1970’lerde Ecevit, İnönü’nün 1960’larda ortaya attığı Ortanın Solu’nu iktidara taşırken, Türkiye’de kitlelere o heyecanların benzerini geçici bir süre olsa da yaşatabilmişti. Devir, “dağlara taşlara Ecevit” yazılan devirdi. O ortak hedefler ve idealler uğruna genç kızlar saçlarını süpürge yaptılar, nice yiğit delikanlılar göğüslerini mücadelenin kalkanı yaptılar, hapislere düştüler, uyumadan, yemeden, içmeden, yalnız “rüya”larına ulaşma inancıyla…
Şimdi 22 Temmuz seçimlerinin yarattığı mantık dışı sonuç ve bezginlik havasının ortasında, Türk solu üzerine yıkılan çığdan kurtulmaya çalışırken, artık bizi bugüne getiren ortamla bunu başarması mümkün değil. Bu iş, Türk soluna heyecan, rüzgar, fırtına taşıyamayacağı fazlasıyla kanıtlanmış, varolan tekelci lider tipolojisiyle başarılamayacak. Artık ortada farklı bir gençlik, farklı bir dönem, farklı bir yaşam tarzı var. Bu yeni dünyaya onun diliyle hitap etmeyi bilen genç siyasetçiler, bütün o saydığımız tıkanıklıkları iki-üç hamlede çözer. Nasıl Güney Amerika’nın yeni liderleri, uyuyan dev potansiyeli şahlandırabildilerse, bunu bizim de başarmamız için hiçbir neden yok. Yeter ki bazı isimler artık bu gerçeği kabul edip, efendice yoldan çekilsinler.

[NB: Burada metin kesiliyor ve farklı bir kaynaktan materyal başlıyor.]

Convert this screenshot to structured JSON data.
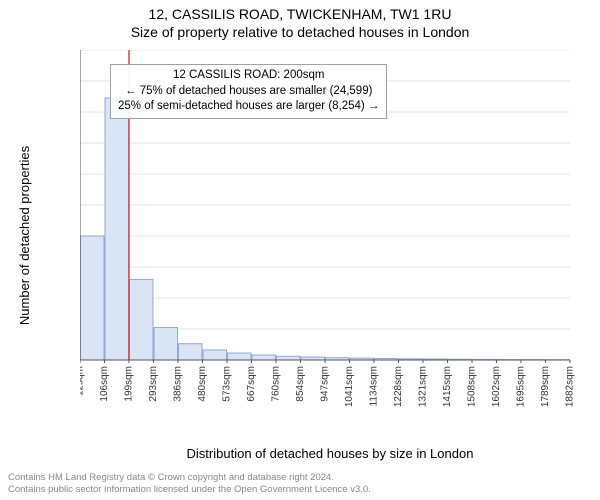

Bir büyük yalan zevkle dolaştırılıyor ortalarda: “Efendim yeni lider çıkmıyor zaten”. Yeni isimlerin hangi yöntemlerle önlerinin kesildiği, hangi illegal entrikalarla tüzüklerin alabora edildiği ve ortada “alternatif” bırakılmadığı hatırlanırsa, bu cümlenin içeriksizliği kendiliğinden ortaya çıkar.
Gün, artık tekrar o heyecanı sokağa dökme günüdür. O elektriği fırtınaya döndürme günüdür. Yeter ki, kapıları sürgeleyenler artık istirahat saatlerinin geldiğini kabul etsinler.
Yorumcuların dikkatine… • İmlası çok bozuk, • Büyük harfle yazılan, • Habere değil yorumculara yönelik, • Diğer kişilere hakaret niteliği taşıyan, • Argo, küfür ve ırkçı ifadeler içeren, • Bir iki kelimelik, konuyu zenginleştirmeyen, yorumlar KESİNLİKLE YAYIMLANMAYACAKTIR. |
Bunlar da ilginizi çekebilir...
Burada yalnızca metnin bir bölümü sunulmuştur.